Ad ascoltare l’imam - condannato in primo e secondo grado per terrorismo e ora in attesa del giudizio della Cassazione - ci sono almeno 1.500 persone. In silenzio, piegate sulle ginocchia, prestano attenzione alle parole del predicatore.
«L'Islam non appoggia questi attacchi - urla Abu Imad -, lo abbiamo sempre detto. Dopo l’attentato in America qualcuno era contento. Ma noi abbiamo sempre detto che non sarebbe più dovuto succedere. Anche dopo Londra e Madrid». Perché, prosegue, «in questo momento non si può fare. Adesso dobbiamo rispettare i patti fra noi e lo Stato in cui viviamo», per questo «i motivi che spingono all’odio vanno eliminati alla radice».

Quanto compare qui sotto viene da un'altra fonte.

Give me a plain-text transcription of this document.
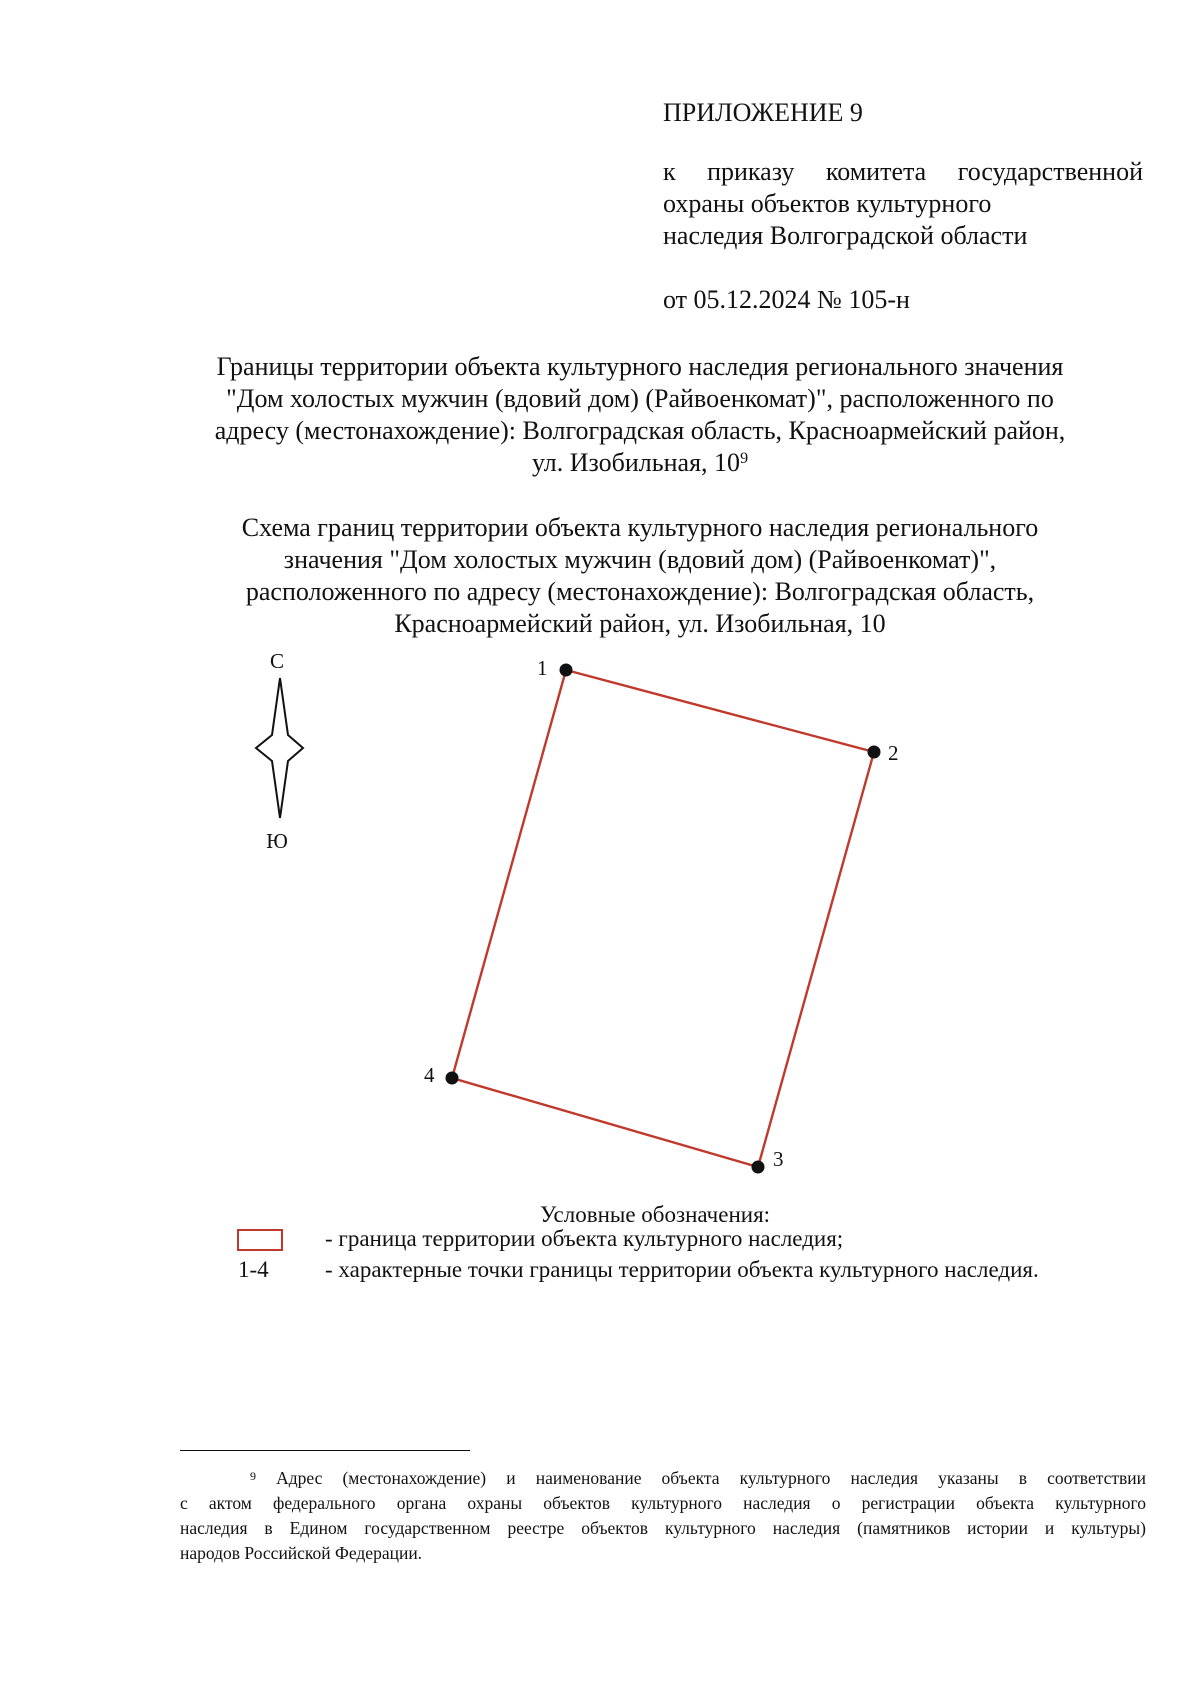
ПРИЛОЖЕНИЕ 9
к приказу комитета государственной
охраны объектов культурного
наследия Волгоградской области
от 05.12.2024 № 105-н
Границы территории объекта культурного наследия регионального значения
"Дом холостых мужчин (вдовий дом) (Райвоенкомат)", расположенного по
адресу (местонахождение): Волгоградская область, Красноармейский район,
ул. Изобильная, 10$^9$
Схема границ территории объекта культурного наследия регионального
значения "Дом холостых мужчин (вдовий дом) (Райвоенкомат)",
расположенного по адресу (местонахождение): Волгоградская область,
Красноармейский район, ул. Изобильная, 10
С
Ю
1
2
3
4
Условные обозначения:
- граница территории объекта культурного наследия;
1-4 - характерные точки границы территории объекта культурного наследия.
$^9$ Адрес (местонахождение) и наименование объекта культурного наследия указаны в соответствии
с актом федерального органа охраны объектов культурного наследия о регистрации объекта культурного
наследия в Едином государственном реестре объектов культурного наследия (памятников истории и культуры)
народов Российской Федерации.
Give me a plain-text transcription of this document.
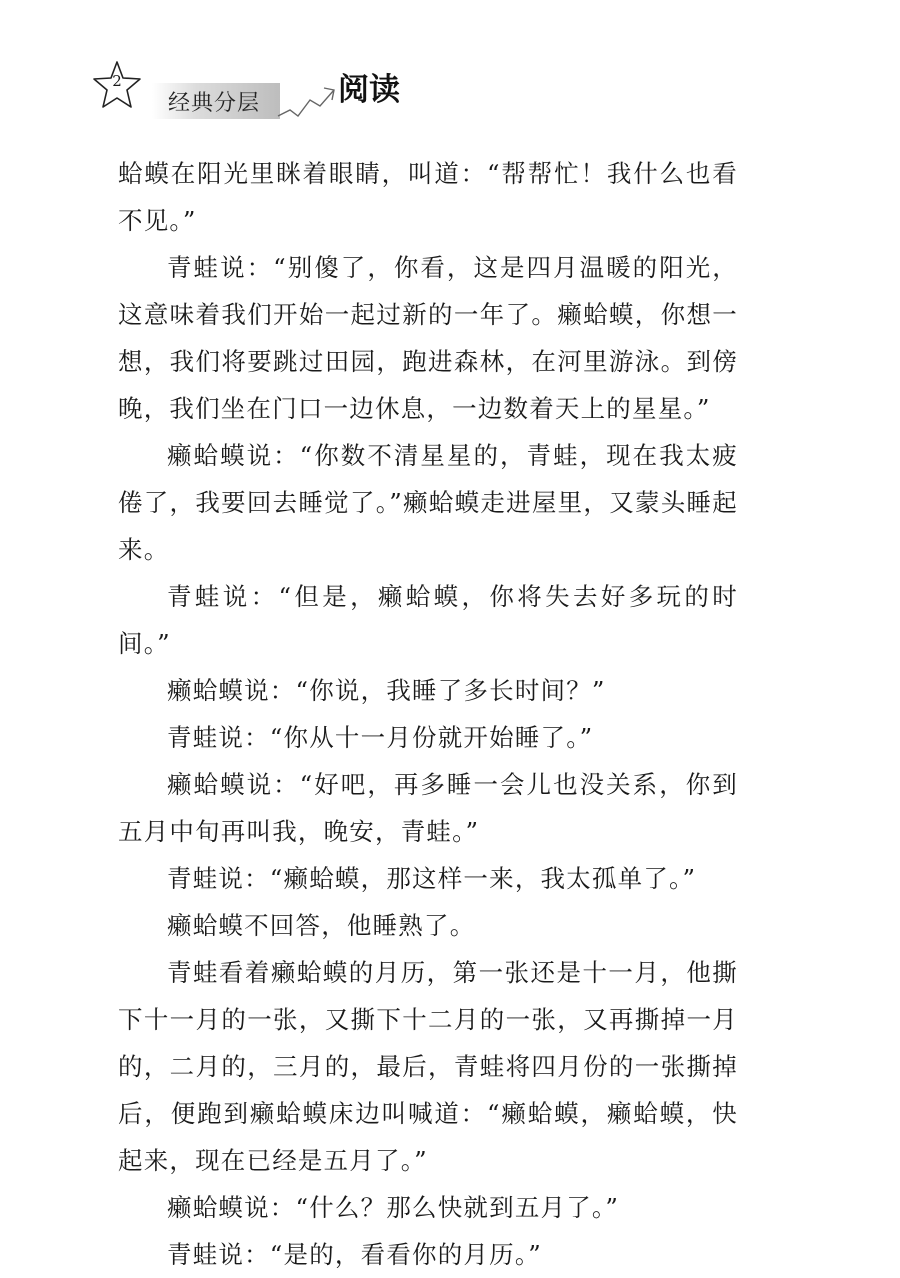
2
经典分层	阅读

蛤蟆在阳光里眯着眼睛，叫道：“帮帮忙！我什么也看不见。”

青蛙说：“别傻了，你看，这是四月温暖的阳光，这意味着我们开始一起过新的一年了。癞蛤蟆，你想一想，我们将要跳过田园，跑进森林，在河里游泳。到傍晚，我们坐在门口一边休息，一边数着天上的星星。”

癞蛤蟆说：“你数不清星星的，青蛙，现在我太疲倦了，我要回去睡觉了。”癞蛤蟆走进屋里，又蒙头睡起来。

青蛙说：“但是，癞蛤蟆，你将失去好多玩的时间。”

癞蛤蟆说：“你说，我睡了多长时间？”

青蛙说：“你从十一月份就开始睡了。”

癞蛤蟆说：“好吧，再多睡一会儿也没关系，你到五月中旬再叫我，晚安，青蛙。”

青蛙说：“癞蛤蟆，那这样一来，我太孤单了。”

癞蛤蟆不回答，他睡熟了。

青蛙看着癞蛤蟆的月历，第一张还是十一月，他撕下十一月的一张，又撕下十二月的一张，又再撕掉一月的，二月的，三月的，最后，青蛙将四月份的一张撕掉后，便跑到癞蛤蟆床边叫喊道：“癞蛤蟆，癞蛤蟆，快起来，现在已经是五月了。”

癞蛤蟆说：“什么？那么快就到五月了。”

青蛙说：“是的，看看你的月历。”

L'imam trova anche il tempo per attaccare il ministro della Difesa, Ignazio La Russa. Non lo nomina, ma il riferimento è chiaro: «Se qualcuno fa qualcosa di sbagliato non si deve chiudere la moschea. Chi vuole chiudere le moschee sbaglia». Quindi passa al velo sul viso delle donne: «Perché insultano la donna musulmana che vuole coprire il viso? Dov’è la libertà? Perché la libertà si blocca di fronte a noi? Bisogna fare giustizia, altrimenti non possiamo garantire quello che succede».
Circa un'ora più tardi alla caserma di Santa Barbara arriva proprio La Russa. Una visita «per portare vicinanza e solidarietà ai militari di questa caserma oggetto di un attacco terroristico», e per salutare in forma privata Guido La Veneziana, «un militare magnifico che ha fatto il suo dovere. Appena ha visto quello che stava succedendo ha intimato l'alt - sottolinea il ministro -. Non avrebbe esitato a sparare». La Russa non si scaglia contro l’idea di costruire una moschea a Milano, anche adesso. «È ancora da capire se serve davvero - dice -, ma non mi sono mai opposto alla libertà di culto. Dico solo che non bisogna confondere la libertà di religione con il fatto che esiste una presenza scura a Milano di gente che, all'ombra di quella religione, fa proselitismo o, peggio, terrorismo».

La Russa esclude che quello dell’attentatore sia stato un atto isolato: «Internet pullula di siti per costruire le bombe, ma non ho mai creduto al terrorista fai da te, che un giorno si sveglia e comincia a mettere insieme un ordigno. Credo nell’esistenza di cellule, perché senza un minimo di indottrinamento e collegamento non sarebbe possibile compiere atti di questo tipo. È su questi collegamenti che stiamo lavorando».